Messing With Nature
One of the reasons I love science fiction is that it gets me thinking about all sorts of interesting ideas and concepts. I’ve written about why I love science fiction before. And today I’d like to take a dive into one of the most classic sci-fi concepts, and that’s the idea of messing with nature.
We saw this play out so far in Frankenstein, The Strange Case of Dr. Jekyll and Mr. Hyde and Brave New World.
Recently I rewatched the movie World War Z, which is also about nature gone wrong. And there are plenty of other examples in sci-fi literature and movies.
One reason I think that premise is so popular is because it satisfies our innate curiosity. And not only is it good for storytelling, with its built-in conflict, but it also acts as a kind of morality tale for us: messing with nature is a bad idea. Humans being the forgetful bunch that we are, we need that reminder on a fairly consistent basis.

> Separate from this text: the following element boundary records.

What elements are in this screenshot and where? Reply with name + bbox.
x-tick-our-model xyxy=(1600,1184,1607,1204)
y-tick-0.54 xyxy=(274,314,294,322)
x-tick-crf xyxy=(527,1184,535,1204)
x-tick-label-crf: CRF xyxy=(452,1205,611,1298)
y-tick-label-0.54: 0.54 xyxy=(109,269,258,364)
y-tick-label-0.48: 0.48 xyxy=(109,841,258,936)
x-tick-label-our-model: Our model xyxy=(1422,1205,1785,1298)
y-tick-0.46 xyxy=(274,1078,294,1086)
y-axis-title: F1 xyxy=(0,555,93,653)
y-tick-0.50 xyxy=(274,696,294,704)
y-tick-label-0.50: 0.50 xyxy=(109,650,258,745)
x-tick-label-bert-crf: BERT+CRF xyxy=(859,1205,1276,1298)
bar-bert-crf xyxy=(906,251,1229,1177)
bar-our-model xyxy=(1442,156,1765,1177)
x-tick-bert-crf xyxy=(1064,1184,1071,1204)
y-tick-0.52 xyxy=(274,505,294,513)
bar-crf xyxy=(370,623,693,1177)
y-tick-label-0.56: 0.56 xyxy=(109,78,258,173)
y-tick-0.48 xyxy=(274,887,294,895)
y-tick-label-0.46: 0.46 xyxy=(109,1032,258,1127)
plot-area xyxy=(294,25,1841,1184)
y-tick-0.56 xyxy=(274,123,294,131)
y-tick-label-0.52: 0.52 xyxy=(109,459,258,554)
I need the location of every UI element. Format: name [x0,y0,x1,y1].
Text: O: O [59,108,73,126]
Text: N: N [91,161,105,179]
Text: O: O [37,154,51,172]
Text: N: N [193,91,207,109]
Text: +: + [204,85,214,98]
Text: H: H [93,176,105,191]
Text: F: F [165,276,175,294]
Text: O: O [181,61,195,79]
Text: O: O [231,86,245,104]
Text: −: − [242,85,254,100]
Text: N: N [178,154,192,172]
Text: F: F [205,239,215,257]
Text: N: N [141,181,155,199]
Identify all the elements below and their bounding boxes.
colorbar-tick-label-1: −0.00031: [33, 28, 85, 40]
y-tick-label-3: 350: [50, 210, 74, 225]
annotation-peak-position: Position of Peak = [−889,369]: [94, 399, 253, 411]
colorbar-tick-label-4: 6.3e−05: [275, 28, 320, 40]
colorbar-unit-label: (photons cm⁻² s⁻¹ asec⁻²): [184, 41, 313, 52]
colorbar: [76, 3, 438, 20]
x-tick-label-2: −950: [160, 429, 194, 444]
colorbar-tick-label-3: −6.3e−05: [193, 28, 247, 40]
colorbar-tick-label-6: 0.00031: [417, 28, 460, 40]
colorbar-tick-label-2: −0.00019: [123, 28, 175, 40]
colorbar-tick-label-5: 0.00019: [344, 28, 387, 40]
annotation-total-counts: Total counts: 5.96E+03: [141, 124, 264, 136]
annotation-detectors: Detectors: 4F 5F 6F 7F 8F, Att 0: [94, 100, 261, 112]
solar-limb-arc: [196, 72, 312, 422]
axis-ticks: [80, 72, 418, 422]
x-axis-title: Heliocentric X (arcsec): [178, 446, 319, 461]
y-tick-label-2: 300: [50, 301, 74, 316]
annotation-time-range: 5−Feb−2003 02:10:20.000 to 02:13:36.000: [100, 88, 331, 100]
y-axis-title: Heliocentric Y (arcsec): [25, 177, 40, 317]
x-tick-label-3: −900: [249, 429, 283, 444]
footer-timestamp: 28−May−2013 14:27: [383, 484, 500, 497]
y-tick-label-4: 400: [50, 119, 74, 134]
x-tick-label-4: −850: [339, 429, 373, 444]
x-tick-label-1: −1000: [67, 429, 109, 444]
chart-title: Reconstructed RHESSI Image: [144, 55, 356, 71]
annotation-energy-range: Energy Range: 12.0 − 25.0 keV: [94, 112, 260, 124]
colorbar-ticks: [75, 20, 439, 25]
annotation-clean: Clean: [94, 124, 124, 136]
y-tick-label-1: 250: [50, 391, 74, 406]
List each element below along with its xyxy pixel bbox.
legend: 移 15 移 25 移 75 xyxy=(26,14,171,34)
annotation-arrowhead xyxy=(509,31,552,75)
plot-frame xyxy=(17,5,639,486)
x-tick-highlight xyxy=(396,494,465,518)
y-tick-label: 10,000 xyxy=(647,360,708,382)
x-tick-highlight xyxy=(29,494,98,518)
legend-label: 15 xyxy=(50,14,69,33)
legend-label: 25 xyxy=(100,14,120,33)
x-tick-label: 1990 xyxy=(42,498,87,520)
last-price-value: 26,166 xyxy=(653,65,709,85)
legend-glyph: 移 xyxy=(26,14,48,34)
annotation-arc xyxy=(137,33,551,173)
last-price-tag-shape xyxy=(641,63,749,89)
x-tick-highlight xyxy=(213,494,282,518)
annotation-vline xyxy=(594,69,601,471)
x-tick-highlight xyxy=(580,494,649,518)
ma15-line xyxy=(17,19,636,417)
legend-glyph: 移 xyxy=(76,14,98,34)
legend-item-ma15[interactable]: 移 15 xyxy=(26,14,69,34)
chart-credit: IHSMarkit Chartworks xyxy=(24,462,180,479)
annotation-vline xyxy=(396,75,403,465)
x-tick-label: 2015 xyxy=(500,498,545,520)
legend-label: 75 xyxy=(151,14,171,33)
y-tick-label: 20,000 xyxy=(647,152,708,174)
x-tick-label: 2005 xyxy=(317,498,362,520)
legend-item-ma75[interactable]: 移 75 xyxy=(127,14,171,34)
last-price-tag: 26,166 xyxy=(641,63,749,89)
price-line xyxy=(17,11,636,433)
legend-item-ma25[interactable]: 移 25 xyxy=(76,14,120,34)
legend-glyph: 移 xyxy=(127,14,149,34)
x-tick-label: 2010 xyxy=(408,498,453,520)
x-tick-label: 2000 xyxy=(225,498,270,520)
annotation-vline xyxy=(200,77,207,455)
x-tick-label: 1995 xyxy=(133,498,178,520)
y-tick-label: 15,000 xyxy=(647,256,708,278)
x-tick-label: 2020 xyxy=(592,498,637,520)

We humans are a curious bunch. We love to learn new things, conduct experiments, and generally find out what would happen if (fill in the blank). I think this curiosity is partly true curiosity and partly a desire to know the future and control things (more on that in next week’s blog post).
It’s also important to us to push the boundaries of knowledge and constantly seek out the edge of reality. Messing with nature is a great way to do that.
In Jekyll and Hyde, Dr. Jekyll’s goal was to separate his good and evil sides, which he succeeded in doing. In Frankenstein, Dr. Frankenstein wanted to prove that reanimation was possible, and in Brave New World, the entire population consists of test tube babies preprogrammed for a particular social class, intelligence level, and destiny, the goal being complete social peace and order.
What do all these stories have in common?
They each somehow show that by trying to play God we only end up perverting ourselves. Messing with nature, whether it’s internal to us or external, will corrupt us in the end.
Dr. Frankenstein totally loses himself to his creation, spending the rest of his life running from it. But also, while he was working on his creation, he lost track of literally everything else, holed up in his lab, working on it day and night. Dr. Jekyll loses his life as well. And the citizens of Brave New World, happy though they may be, are basically mindless zombies.
Another foundation for the desire to experiment/mess with/control nature is the inability to accept certain truths, for example death, the existence of both good and evil in each of us, or that humans just suck sometimes.
But that’s also why I love science fiction, because it has the wonderful ability to show us to ourselves, and maybe some of that work can help us accepts ourselves as well.